After overcoming a rough start due to inexperience and a lack of training, he liked riding Michigander III so much that he has ridden every edition since, 20 in all.
“It was like an adult summer camp,” said Rosan, who talked two friends – audiologist Barb Jackson, of Mt. Pleasant, and Linda Luneack, a retired Spanish teacher from Alma – into joining him on this year’s tour. “The Michigander has never been about the ride, per se; it’s about the people you meet and the friendships you form.”
Rosan’s wife Carol is philosophical about the physical toll a 280-mile bike trip in July could take on her husband, a retired police officer.
“She says, ‘If he drops over dead on a bicycle, he’ll be happy.’ ”
Les Rosan is determined not to drop over anytime soon.
He has successfully battled lung cancer and a progressive genetic heart condition in recent years, and credits the Michigander and bicycling in general with inspiring him to maintain a healthy lifestyle. He rides about 2500 miles every year on his red Cannondale road bike and his black Cannondale hybrid. The latter came in handy on the 62-mile, crushed-limestone North Central State Trail between Gaylord and Mackinaw City, on which the cyclists pedaled July 16 and 17.
Riders on the overlapping 6-Day and 7-Day routes will complete their long journey and roll triumphantly under the yellow “2013 Michigander Finish Line” banner tomorrow at Harbor Springs Middle School.
Williams’ triumph over a spinal cord injury in 2000 that left her wheelchair-bound for four years is particularly remarkable.
“I never accepted it when doctors told me I probably wouldn’t walk again,” said the 41-year-old Troy resident and mother of two. “I was motivated to stay physically active.”

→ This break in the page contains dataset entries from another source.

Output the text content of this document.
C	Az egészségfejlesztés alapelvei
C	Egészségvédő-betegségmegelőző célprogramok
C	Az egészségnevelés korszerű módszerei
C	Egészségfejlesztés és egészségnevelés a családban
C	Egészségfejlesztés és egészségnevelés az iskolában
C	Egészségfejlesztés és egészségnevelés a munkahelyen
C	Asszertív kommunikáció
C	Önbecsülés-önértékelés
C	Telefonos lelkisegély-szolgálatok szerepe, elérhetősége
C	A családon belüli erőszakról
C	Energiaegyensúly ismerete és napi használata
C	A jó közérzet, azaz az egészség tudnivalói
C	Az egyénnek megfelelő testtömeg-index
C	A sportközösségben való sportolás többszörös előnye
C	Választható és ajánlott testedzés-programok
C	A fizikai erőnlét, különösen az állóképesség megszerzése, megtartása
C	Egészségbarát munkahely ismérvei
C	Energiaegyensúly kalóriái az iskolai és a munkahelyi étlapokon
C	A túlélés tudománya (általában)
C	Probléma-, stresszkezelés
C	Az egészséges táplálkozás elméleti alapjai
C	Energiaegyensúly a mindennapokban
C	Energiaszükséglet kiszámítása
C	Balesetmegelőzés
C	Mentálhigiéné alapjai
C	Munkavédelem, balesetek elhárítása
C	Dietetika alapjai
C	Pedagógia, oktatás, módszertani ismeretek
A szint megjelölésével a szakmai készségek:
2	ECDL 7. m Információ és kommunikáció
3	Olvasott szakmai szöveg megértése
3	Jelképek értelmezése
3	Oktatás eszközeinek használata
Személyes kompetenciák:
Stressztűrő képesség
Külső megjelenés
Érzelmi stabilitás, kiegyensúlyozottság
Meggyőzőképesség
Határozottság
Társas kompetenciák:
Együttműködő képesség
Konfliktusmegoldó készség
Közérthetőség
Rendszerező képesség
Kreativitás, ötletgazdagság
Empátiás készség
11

After a major breakthrough in her diagnosis and years of intensive physical therapy, Williams ditched her wheelchair in 2004 and rode her first Michigander in 2007. This year marks her seventh consecutive ride.
She’s accompanied on the tour by her husband Bill Williams, a 40-year-old software project manager, their 5-year-old son Brayden and 3-year-old daughter Aurora, and another family they’ve been reuniting with on the Michigander since 2007: Novi residents Maria Tilmos, her husband Wayne Tilmos and their 5-year-old son Mason, who alternates pedaling behind his mom and dad in a recumbent tagalong and is the youngest rider on the tour. Brayden also rides a tagalong; Aurora is pulled in a bike trailer. The Tilmos’ youngest child, 2-year-old Vayla, is back home with her grandmother.

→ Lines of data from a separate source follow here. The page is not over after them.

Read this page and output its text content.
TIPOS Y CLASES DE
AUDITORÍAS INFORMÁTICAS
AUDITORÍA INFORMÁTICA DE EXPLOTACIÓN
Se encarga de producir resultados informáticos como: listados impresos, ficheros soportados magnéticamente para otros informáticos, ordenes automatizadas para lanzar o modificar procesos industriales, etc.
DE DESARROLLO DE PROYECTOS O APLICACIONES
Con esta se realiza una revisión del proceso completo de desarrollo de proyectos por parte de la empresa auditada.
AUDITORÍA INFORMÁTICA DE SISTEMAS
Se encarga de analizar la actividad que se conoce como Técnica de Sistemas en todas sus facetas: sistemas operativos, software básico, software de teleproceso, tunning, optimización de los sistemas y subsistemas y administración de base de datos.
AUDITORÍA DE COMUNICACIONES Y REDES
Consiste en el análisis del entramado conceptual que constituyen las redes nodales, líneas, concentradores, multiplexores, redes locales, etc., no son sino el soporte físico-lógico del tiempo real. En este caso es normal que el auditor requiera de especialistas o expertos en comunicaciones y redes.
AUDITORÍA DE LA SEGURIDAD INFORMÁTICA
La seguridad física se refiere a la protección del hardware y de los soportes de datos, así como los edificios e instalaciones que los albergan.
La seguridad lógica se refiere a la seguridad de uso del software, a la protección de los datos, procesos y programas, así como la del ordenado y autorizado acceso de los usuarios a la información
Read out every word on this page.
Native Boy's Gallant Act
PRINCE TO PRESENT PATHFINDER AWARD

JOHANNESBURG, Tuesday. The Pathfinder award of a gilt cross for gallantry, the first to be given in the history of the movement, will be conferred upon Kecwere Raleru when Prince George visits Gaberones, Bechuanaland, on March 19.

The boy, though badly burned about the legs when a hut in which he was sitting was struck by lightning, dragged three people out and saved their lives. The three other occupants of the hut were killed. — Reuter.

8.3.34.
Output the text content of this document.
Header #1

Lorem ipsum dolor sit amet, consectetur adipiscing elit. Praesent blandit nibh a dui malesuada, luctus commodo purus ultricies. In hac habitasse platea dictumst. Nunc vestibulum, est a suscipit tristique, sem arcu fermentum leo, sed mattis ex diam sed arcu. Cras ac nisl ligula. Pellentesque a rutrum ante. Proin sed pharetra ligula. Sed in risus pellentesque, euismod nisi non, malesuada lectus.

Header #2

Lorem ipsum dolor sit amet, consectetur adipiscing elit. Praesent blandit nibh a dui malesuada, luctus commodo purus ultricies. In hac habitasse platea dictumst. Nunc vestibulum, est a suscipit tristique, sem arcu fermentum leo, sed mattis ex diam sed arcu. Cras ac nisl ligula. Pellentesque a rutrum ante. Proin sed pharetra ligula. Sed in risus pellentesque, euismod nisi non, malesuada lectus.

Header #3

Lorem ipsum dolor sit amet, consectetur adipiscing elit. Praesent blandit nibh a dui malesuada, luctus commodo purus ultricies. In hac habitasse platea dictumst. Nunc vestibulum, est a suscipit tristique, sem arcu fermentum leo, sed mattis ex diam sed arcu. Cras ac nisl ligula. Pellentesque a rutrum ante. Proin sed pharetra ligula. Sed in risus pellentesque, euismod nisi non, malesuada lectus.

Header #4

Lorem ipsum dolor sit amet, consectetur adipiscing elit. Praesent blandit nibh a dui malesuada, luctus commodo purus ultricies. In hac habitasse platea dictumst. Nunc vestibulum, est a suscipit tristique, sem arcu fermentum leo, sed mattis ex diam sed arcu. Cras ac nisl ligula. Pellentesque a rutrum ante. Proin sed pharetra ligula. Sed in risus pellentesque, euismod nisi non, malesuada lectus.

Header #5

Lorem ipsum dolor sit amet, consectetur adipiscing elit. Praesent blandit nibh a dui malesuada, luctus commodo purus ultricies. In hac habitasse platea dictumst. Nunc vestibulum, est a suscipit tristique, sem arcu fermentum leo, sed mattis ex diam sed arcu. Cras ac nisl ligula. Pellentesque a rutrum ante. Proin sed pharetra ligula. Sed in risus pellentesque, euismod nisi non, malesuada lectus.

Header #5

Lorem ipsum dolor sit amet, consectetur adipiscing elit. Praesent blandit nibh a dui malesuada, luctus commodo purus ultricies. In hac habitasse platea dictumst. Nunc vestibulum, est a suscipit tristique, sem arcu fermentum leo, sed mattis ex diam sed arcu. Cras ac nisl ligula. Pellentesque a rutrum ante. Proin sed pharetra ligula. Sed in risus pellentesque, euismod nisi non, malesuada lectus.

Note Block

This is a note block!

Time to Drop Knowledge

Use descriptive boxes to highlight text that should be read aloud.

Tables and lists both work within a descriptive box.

“It feels good being able to do normal things that normal people do,” Sarah Williams said, then broke into a big smile as she made a sweeping gesture around the ice arena at the Mackinaw City Recreation Complex, where her fellow riders – many clad in unforgiving spandex shorts and jerseys, sunburned, helmet-haired, exhausted and walking gingerly, but enjoying each other’s company and still in good spirits – were having dinner after adding 37 hot miles to their cyclometers, with the end of their singular seven-day, nearly 300-mile bike ride now in sight.
“But ‘normal’ people don’t do this, do they?”